Passano due anni e Stefani è indagato a Roma per concorso in truffa ai danni dello Stato e riciclaggio nella vicenda dei finanziamenti pubblici a Il Giornale d’Italia. Tutto comincia l’11 maggio 2007 con l’arresto di Massimo Bassoli, immobiliarista ed ex direttore-editore del quotidiano. È accusato di aver usato il giornale per rastrellare 14 milioni di contributi all’editoria di partito. Dalle telefonate di Bassoli gli investigatori scoprono conversazioni molto amichevoli con Stefani che è sospettato dal pm Olga Capasso di aver intascato una parte dei fondi ottenuti da Bassoli in cambio del “patrocinio” prestato o promesso dalla Lega a società editrici di Bassoli. In una telefonata, Bassoli e Stefani parlano di “bottiglie”. I pm dubitavano si trattasse di denaro. In un’altra occasione Bassoli chiama un collaboratore, pare intendere di aver raggiunto un accordo sulla cifra da versare in cambio dell’appoggio della Lega e dunque dell’accesso ai fondi. Più tardi, dopo cena, Bassoli invia un sms all’amico, precisando l’ammontare della presunta “ricompensa”: 1 milione. Di sicuro Bassoli versò alla Lega 117 mila euro regolarmente iscritti nel bilancio del partito. L’accusa voleva sapere se ci fosse altro. I pm chiesero al Senato l’autorizzazione all’uso delle intercettazioni di Bassoli. Niente da fare, la legge Boato rendeva inutilizzabili le intercettazioni con la voce di un eletto dal popolo. Alla fine Stefani ottenne l’archiviazione.

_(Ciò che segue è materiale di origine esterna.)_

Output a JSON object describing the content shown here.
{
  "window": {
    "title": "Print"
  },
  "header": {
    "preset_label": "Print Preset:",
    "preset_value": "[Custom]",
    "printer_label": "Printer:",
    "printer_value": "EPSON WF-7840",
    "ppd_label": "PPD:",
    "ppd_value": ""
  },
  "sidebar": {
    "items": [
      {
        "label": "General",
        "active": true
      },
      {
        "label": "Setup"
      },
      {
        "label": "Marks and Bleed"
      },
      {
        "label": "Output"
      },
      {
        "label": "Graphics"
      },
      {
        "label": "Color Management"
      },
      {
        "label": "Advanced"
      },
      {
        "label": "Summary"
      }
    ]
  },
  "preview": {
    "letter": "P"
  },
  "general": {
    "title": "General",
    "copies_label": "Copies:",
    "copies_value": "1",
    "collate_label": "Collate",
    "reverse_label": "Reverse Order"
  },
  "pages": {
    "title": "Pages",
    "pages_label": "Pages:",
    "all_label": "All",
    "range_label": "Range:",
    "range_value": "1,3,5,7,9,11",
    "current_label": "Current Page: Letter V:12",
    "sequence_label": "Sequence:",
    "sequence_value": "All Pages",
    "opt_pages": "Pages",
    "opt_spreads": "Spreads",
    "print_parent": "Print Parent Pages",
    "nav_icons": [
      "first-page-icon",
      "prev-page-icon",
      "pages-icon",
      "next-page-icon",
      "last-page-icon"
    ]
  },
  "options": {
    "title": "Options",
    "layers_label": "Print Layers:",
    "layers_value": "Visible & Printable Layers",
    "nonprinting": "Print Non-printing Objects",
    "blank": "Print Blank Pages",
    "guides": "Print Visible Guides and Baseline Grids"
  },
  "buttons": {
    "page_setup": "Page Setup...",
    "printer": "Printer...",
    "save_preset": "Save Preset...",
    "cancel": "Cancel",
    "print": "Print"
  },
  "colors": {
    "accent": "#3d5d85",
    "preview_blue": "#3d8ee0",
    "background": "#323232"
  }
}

Nel curriculum di Stefani c’è anche un incidente internazionale che nel 2003 lo costrinse alle dimissioni da sottosegretario al Turismo. Erano i tempi in cui Berlusconi definiva Kapò il socialdemocratico tedesco Martin Shultz. Stefani intervenne con un frase non molto diplomatica: “Se in passato è bastato un automobilistico ‘test dell’alce’ per capire la fallibilità della Germania, paese ubriaco di tronfie certezze, chissà quante coscienze potrebbe far crollare un doveroso e indispensabile test d’intelligenza. I tedeschi sono noti per le loro roboanti gare di rutti dopo pantagrueliche bevute di birra e scorpacciate di kartoffeln fritte…”. Già, i rutti, orgoglio leghi-sta.
Ce n’è abbastanza per spiegare l’attestato di Matteo Salvini: “La Lega non è morta. C’è un nuovo tesoriere che conosco e stimo. Bravo a far di conto. Quindi si va avanti”.